Continuing the DAND track on Udacity I am about to submit my completed project 2: Investigating a Dataset. The classes in preparation for this project focus on the data analysis process which includes the below:
Wrangling the data and posing questions usually take place at the same time or will be a back and forth process. Data wrangling entails acquiring and cleaning the data. As a first step the data that will be examined has to be obtained from the source and loaded into Python – in this case – as a list. We then clean the data by, for example, transforming the data into the correct data types. You might only have strings to begin with which will not allow you to make calculations on numeric types. As is the case with Udacity classes the interactive sections between lectures will ask you to perform calculations and/or write code yourself. For this set of lectures a data set which shows engagement figures for Udacity is used.
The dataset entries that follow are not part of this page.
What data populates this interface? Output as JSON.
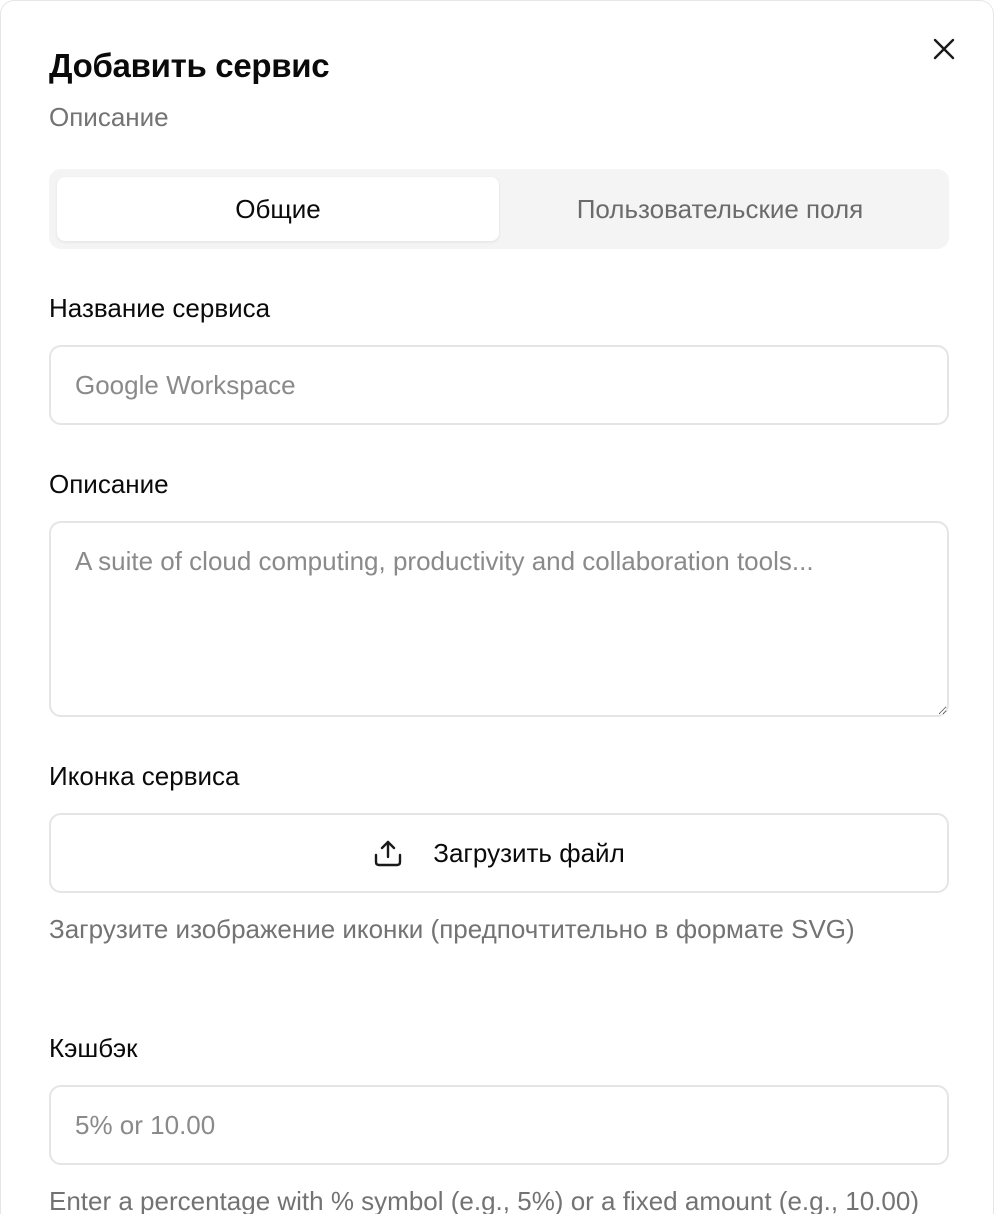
{
  "dialog": {
    "title": "Добавить сервис",
    "description": "Описание",
    "close_icon": "close-icon"
  },
  "tabs": [
    {
      "label": "Общие",
      "active": true
    },
    {
      "label": "Пользовательские поля",
      "active": false
    }
  ],
  "form": {
    "service_name": {
      "label": "Название сервиса",
      "placeholder": "Google Workspace",
      "value": ""
    },
    "description": {
      "label": "Описание",
      "placeholder": "A suite of cloud computing, productivity and collaboration tools...",
      "value": ""
    },
    "icon": {
      "label": "Иконка сервиса",
      "upload_label": "Загрузить файл",
      "upload_icon": "upload-icon",
      "help": "Загрузите изображение иконки (предпочтительно в формате SVG)"
    },
    "cashback": {
      "label": "Кэшбэк",
      "placeholder": "5% or 10.00",
      "value": "",
      "help": "Enter a percentage with % symbol (e.g., 5%) or a fixed amount (e.g., 10.00)"
    }
  },
  "colors": {
    "text": "#0a0a0a",
    "muted": "#737373",
    "border": "#e5e5e5",
    "tabs_bg": "#f4f4f4"
  }
}
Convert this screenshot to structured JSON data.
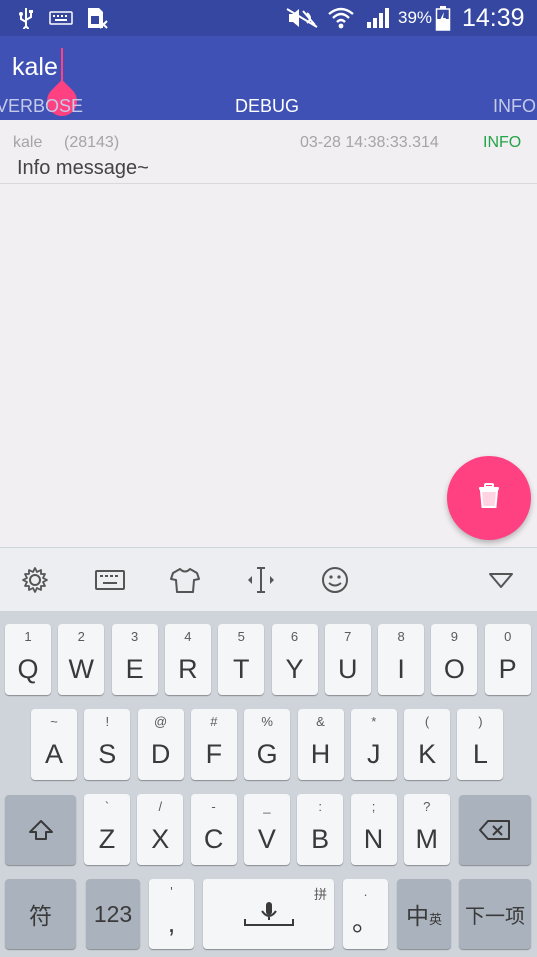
{
  "status_bar": {
    "battery_percent": "39%",
    "time": "14:39",
    "icons": [
      "usb-icon",
      "keyboard-icon",
      "sim-icon",
      "mute-icon",
      "wifi-icon",
      "signal-icon",
      "battery-icon"
    ]
  },
  "app_bar": {
    "search_value": "kale",
    "tabs": [
      "VERBOSE",
      "DEBUG",
      "INFO"
    ],
    "selected_tab": "DEBUG"
  },
  "log": {
    "entries": [
      {
        "tag": "kale",
        "pid": "(28143)",
        "time": "03-28 14:38:33.314",
        "level": "INFO",
        "message": "Info message~"
      }
    ],
    "level_color": "#23a449"
  },
  "fab": {
    "icon": "trash-icon",
    "color": "#ff4081"
  },
  "keyboard_toolbar": {
    "icons": [
      "gear-icon",
      "keyboard-icon",
      "shirt-icon",
      "cursor-move-icon",
      "emoji-icon",
      "collapse-icon"
    ]
  },
  "keyboard": {
    "row1": [
      {
        "main": "Q",
        "sub": "1"
      },
      {
        "main": "W",
        "sub": "2"
      },
      {
        "main": "E",
        "sub": "3"
      },
      {
        "main": "R",
        "sub": "4"
      },
      {
        "main": "T",
        "sub": "5"
      },
      {
        "main": "Y",
        "sub": "6"
      },
      {
        "main": "U",
        "sub": "7"
      },
      {
        "main": "I",
        "sub": "8"
      },
      {
        "main": "O",
        "sub": "9"
      },
      {
        "main": "P",
        "sub": "0"
      }
    ],
    "row2": [
      {
        "main": "A",
        "sub": "~"
      },
      {
        "main": "S",
        "sub": "!"
      },
      {
        "main": "D",
        "sub": "@"
      },
      {
        "main": "F",
        "sub": "#"
      },
      {
        "main": "G",
        "sub": "%"
      },
      {
        "main": "H",
        "sub": "&"
      },
      {
        "main": "J",
        "sub": "*"
      },
      {
        "main": "K",
        "sub": "("
      },
      {
        "main": "L",
        "sub": ")"
      }
    ],
    "row3": [
      {
        "main": "Z",
        "sub": "`"
      },
      {
        "main": "X",
        "sub": "/"
      },
      {
        "main": "C",
        "sub": "-"
      },
      {
        "main": "V",
        "sub": "_"
      },
      {
        "main": "B",
        "sub": ":"
      },
      {
        "main": "N",
        "sub": ";"
      },
      {
        "main": "M",
        "sub": "?"
      }
    ],
    "symbol_key": "符",
    "numbers_key": "123",
    "comma_key": {
      "main": ",",
      "sub": "'"
    },
    "space_key_sub": "拼",
    "period_key": {
      "main": "。",
      "sub": "."
    },
    "lang_key": {
      "main": "中",
      "sub": "英"
    },
    "next_key": "下一项"
  }
}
The next step in the process is to pose questions. What can I find out from this data? What would be interesting to a specific audience? In the case of student engagement for Udacity one might ask what is the average time spent on classes per day, how many classes does one take before completing the project, etc.
We then investigate or explore the data. The main purpose here is to get a feel for the data beginning by checking for inconsistencies, i.e. checking for duplicates, inconsistent field names. We can at any point go back and refine our question. We can include basic descriptive statistics, correlations and observations from the tabular data or graphical visualizations which leads us to the conclusions part of the process. There is a footnote here that you have to check whether the results occur by chance by using statistics.
Finally the results are communicated. Interesting findings should be reported to our audience or displayed visually.
The next two modules for the preparation to project 2 involve using NumPy and pandas. The first module discusses using one dimensional data, arrays in the case of NumPy, and series in the case of pandas. The final module on two dimensional data introduces dataframes which are closer to database tables if you have experience there. Functions can be run on the whole dataframe, for example if you take the mean of a dataframe then the mean of the numerical values will be displayed as a result in a tabular format.
The material for this project is also available for free and I would recommend it for two reasons:
- It provides a good foundation for data analysis and the practical use of Python in data analysis (NumPy and pandas).
- It serves as a method of getting your feet wet and determining whether this sort of material is for you.
If you have a background in programming there is very little effort required to complete this course. You can also simply watch without completing the exercises to get an idea of what data analysis is about and also to get a feel for Udacity and its offerings.